Friday, April 05, 2019
World Peace Cookies, now with Mallow Bits
I made a few unfancy desserts that didn’t quite pan out like I wanted. There was a banana cake with penuche frosting, where the frosting never quite “took” (and it wasn’t as good as this banana cake). Black-bottom cupcakes were surprisingly underwhelming. Apricot handpies from the Minimalist Baker cookbook were bland. Loaded Oatmeal Cookies were just okay.
As I was giving my pantry a quick once-over to figure out what ingredient I should use up next, I realized that my leftover Mallow Bits (from making the lackluster hot cocoa cookies) were going stale. So I decided to make world peace cookies – it’s a recipe by Dorie Greenspan and it also goes by the name Korova cookies. And I added Mallow Bits to half the batch, just to see if I’d like that cookie better than the hot cocoa one. (Spoiler: I totally did.)
For me, the yield was about 2 dozen cookies, and I can attest that they are better when sliced on the thick side. When comparing the plain (original) version to the one with Mallow Bits, the latter won hands down for all household members; that being said, I think that the original version would benefit from a pinch of salt on top of each cookie before baking. The chocolate flavor is intense here, which is very satisfying! We all loved these.

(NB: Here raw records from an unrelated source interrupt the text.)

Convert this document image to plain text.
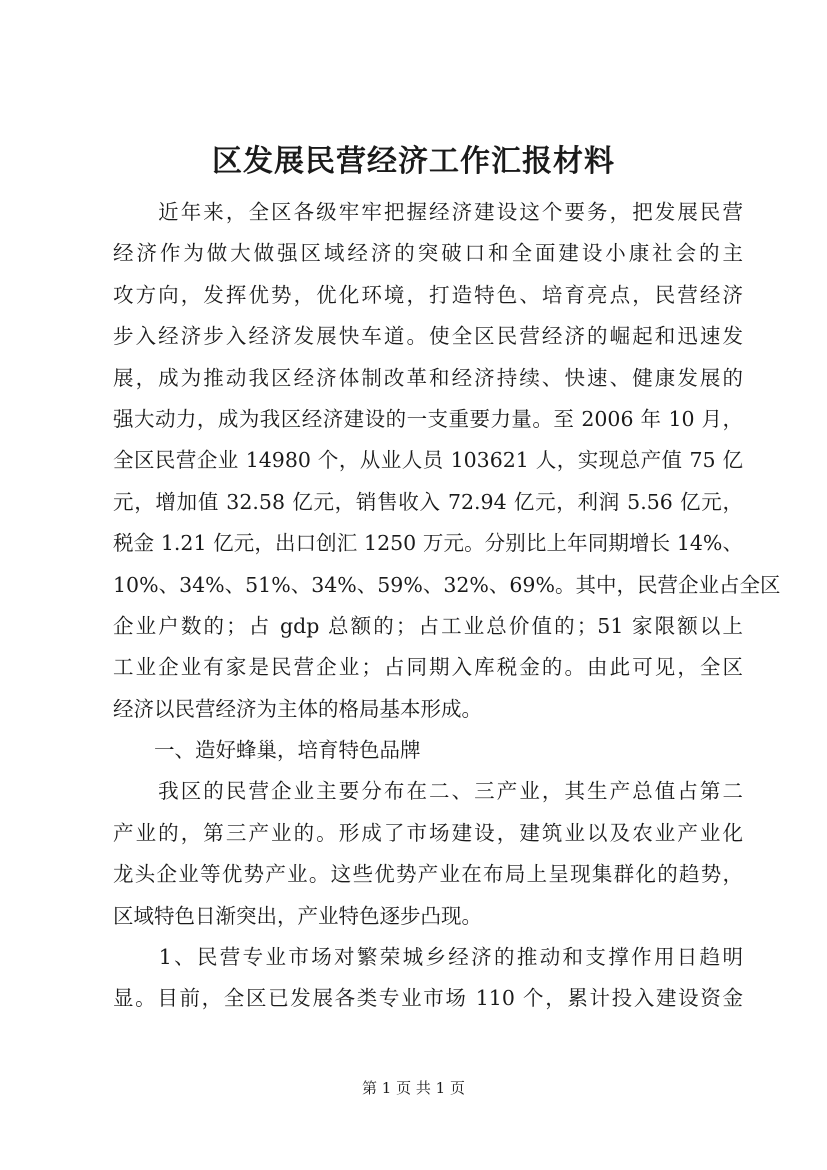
区发展民营经济工作汇报材料

　　近年来，全区各级牢牢把握经济建设这个要务，把发展民营

经济作为做大做强区域经济的突破口和全面建设小康社会的主

攻方向，发挥优势，优化环境，打造特色、培育亮点，民营经济

步入经济步入经济发展快车道。使全区民营经济的崛起和迅速发

展，成为推动我区经济体制改革和经济持续、快速、健康发展的

强大动力，成为我区经济建设的一支重要力量。至 2006 年 10 月，

全区民营企业 14980 个，从业人员 103621 人，实现总产值 75 亿

元，增加值 32.58 亿元，销售收入 72.94 亿元，利润 5.56 亿元，

税金 1.21 亿元，出口创汇 1250 万元。分别比上年同期增长 14%、

10%、34%、51%、34%、59%、32%、69%。其中，民营企业占全区

企业户数的；占 gdp 总额的；占工业总价值的；51 家限额以上

工业企业有家是民营企业；占同期入库税金的。由此可见，全区

经济以民营经济为主体的格局基本形成。

　　一、造好蜂巢，培育特色品牌

　　我区的民营企业主要分布在二、三产业，其生产总值占第二

产业的，第三产业的。形成了市场建设，建筑业以及农业产业化

龙头企业等优势产业。这些优势产业在布局上呈现集群化的趋势，

区域特色日渐突出，产业特色逐步凸现。

　　1、民营专业市场对繁荣城乡经济的推动和支撑作用日趋明

显。目前，全区已发展各类专业市场 110 个，累计投入建设资金

第 1 页 共 1 页
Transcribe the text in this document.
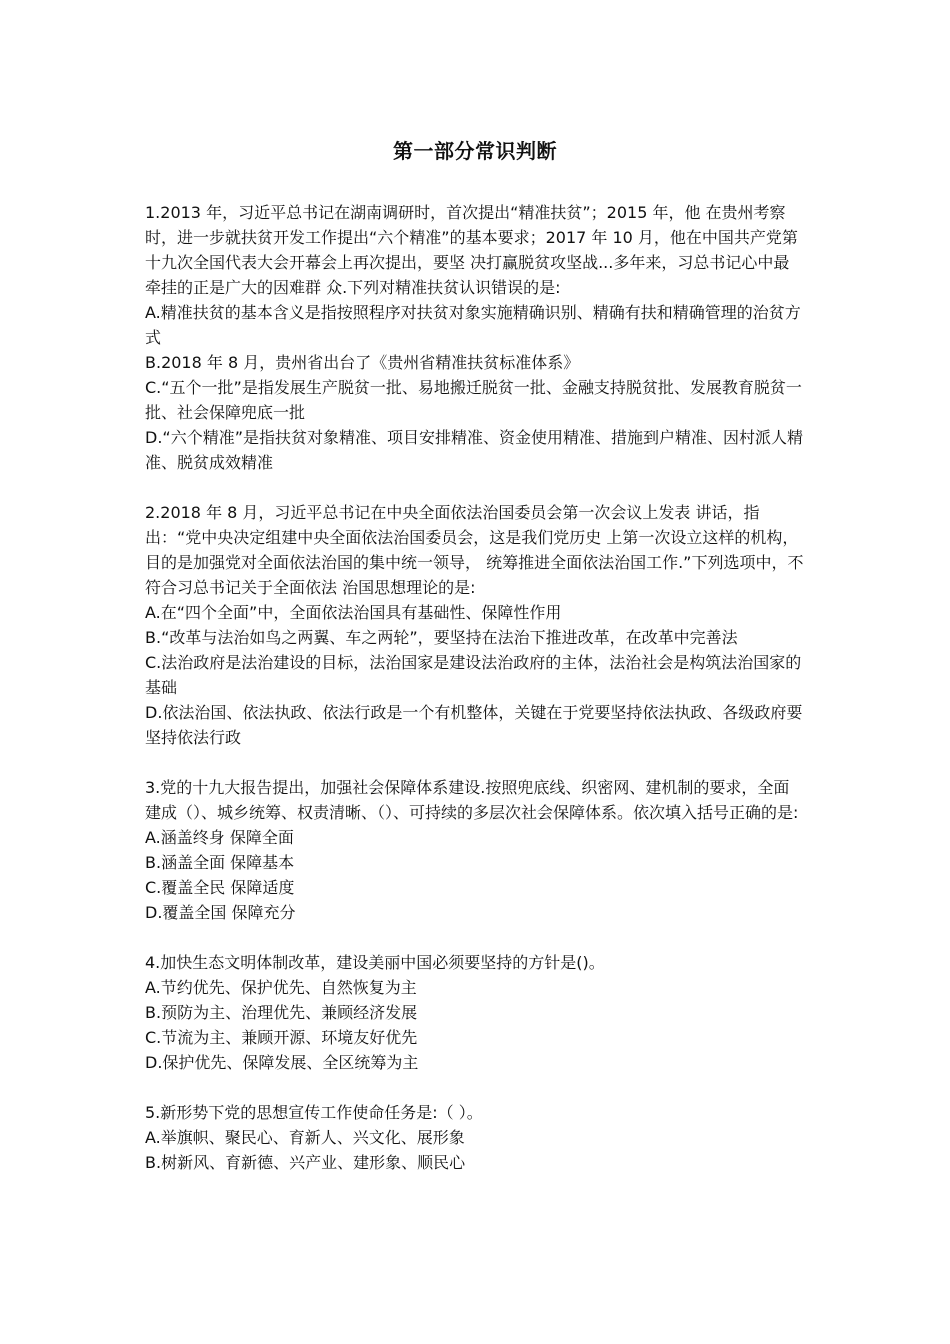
第一部分常识判断

1.2013 年，习近平总书记在湖南调研时，首次提出“精准扶贫”；2015 年，他 在贵州考察时，进一步就扶贫开发工作提出“六个精准”的基本要求；2017 年 10 月，他在中国共产党第十九次全国代表大会开幕会上再次提出，要坚 决打赢脱贫攻坚战...多年来，习总书记心中最牵挂的正是广大的因难群 众.下列对精准扶贫认识错误的是:

A.精准扶贫的基本含义是指按照程序对扶贫对象实施精确识别、精确有扶和精确管理的治贫方式

B.2018 年 8 月，贵州省出台了《贵州省精准扶贫标准体系》

C.“五个一批”是指发展生产脱贫一批、易地搬迁脱贫一批、金融支持脱贫批、发展教育脱贫一批、社会保障兜底一批

D.“六个精准”是指扶贫对象精准、项目安排精准、资金使用精准、措施到户精准、因村派人精准、脱贫成效精准

2.2018 年 8 月，习近平总书记在中央全面依法治国委员会第一次会议上发表 讲话，指出：“党中央决定组建中央全面依法治国委员会，这是我们党历史 上第一次设立这样的机构，目的是加强党对全面依法治国的集中统一领导， 统筹推进全面依法治国工作.”下列选项中，不符合习总书记关于全面依法 治国思想理论的是:

A.在“四个全面”中，全面依法治国具有基础性、保障性作用

B.“改革与法治如鸟之两翼、车之两轮”，要坚持在法治下推进改革，在改革中完善法

C.法治政府是法治建设的目标，法治国家是建设法治政府的主体，法治社会是构筑法治国家的基础

D.依法治国、依法执政、依法行政是一个有机整体，关键在于党要坚持依法执政、各级政府要坚持依法行政

3.党的十九大报告提出，加强社会保障体系建设.按照兜底线、织密网、建机制的要求，全面建成（）、城乡统筹、权责清晰、（）、可持续的多层次社会保障体系。依次填入括号正确的是:

A.涵盖终身 保障全面

B.涵盖全面 保障基本

C.覆盖全民 保障适度

D.覆盖全国 保障充分

4.加快生态文明体制改革，建设美丽中国必须要坚持的方针是()。

A.节约优先、保护优先、自然恢复为主

B.预防为主、治理优先、兼顾经济发展

C.节流为主、兼顾开源、环境友好优先

D.保护优先、保障发展、全区统筹为主

5.新形势下党的思想宣传工作使命任务是:（ ）。

A.举旗帜、聚民心、育新人、兴文化、展形象

B.树新风、育新德、兴产业、建形象、顺民心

1 ¼ cups (165 g) all-purpose flour (I used white whole wheat)
1/3 cup (25 g) unsweetened cocoa powder
½ tsp. baking soda
11 Tbsp. (155 g or 5.5 oz.) lactose-free butter or vegan margarine, at room temperature
2/3 cup (packed) (125 g) light brown sugar
¼ cup (50 g) granulated sugar
½ tsp. fleur de sel or ¼ tsp. fine sea salt
1 tsp. vanilla extract
5 oz. (140 g) bittersweet chocolate, chopped into chips, or a generous ¾ cup store-bought mini chocolate chips
½ cup or so of Mallow Bits (NOT miniature marshmallows) (optional)
fleur de sel, for garnish (optional)
Sift the flour, cocoa and baking soda together.
Working with a stand mixer, preferably fitted with a paddle attachment, or with a hand mixer in a large bowl, beat the butter on medium speed until soft and creamy. Add both sugars, the salt and vanilla extract and beat for 2 minutes more.
Turn off the mixer. Pour in the flour mixture, drape a kitchen towel over the stand mixer to protect yourself and your kitchen from flying flour and pulse the mixer at low speed about 5 times, a second or two each time. Take a peek — if there is still a lot of flour on the surface of the dough, pulse a couple of times more; if not, remove the towel. Continuing at low speed, mix for about 30 seconds more, just until the flour disappears into the dough — for the best texture, work the dough as little as possible once the flour is added, and don’t be concerned if the dough looks a little crumbly. Toss in the chocolate pieces (and Mallow Bits, if using) and mix only to incorporate.
Turn the dough out onto a work surface, gather it together and divide it in half. Working with one half at a time, shape the dough into logs that are 1 ½ inches in diameter. Wrap the logs in plastic wrap and refrigerate them for at least 3 hours. (The dough can be refrigerated for up to 3 days or frozen for up to 2 months. The dough can be baked right from the freezer; just add 1 minute to the baking time. I prefer baking a batch of cookies at a time and keeping the rest of the dough in the fridge for a few days.)
Center a rack in the oven and preheat the oven to 325 °F. Line two baking sheets with parchment or silicone mats.
Working with a sharp thin knife, slice the logs into rounds that are ½ inch thick. (The rounds are likely to crack as you’re cutting them — don’t be concerned, just squeeze the bits back onto each cookie.) Arrange the rounds on the baking sheets, leaving about one inch between them. Sprinkle with fleur de sel, if using.
Bake the cookies one sheet at a time for 12 minutes — they won’t look done, nor will they be firm, but that’s just the way they should be. Transfer the baking sheet to a cooling rack and let the cookies rest until they are only just warm, at which point you can serve them or let them reach room temperature.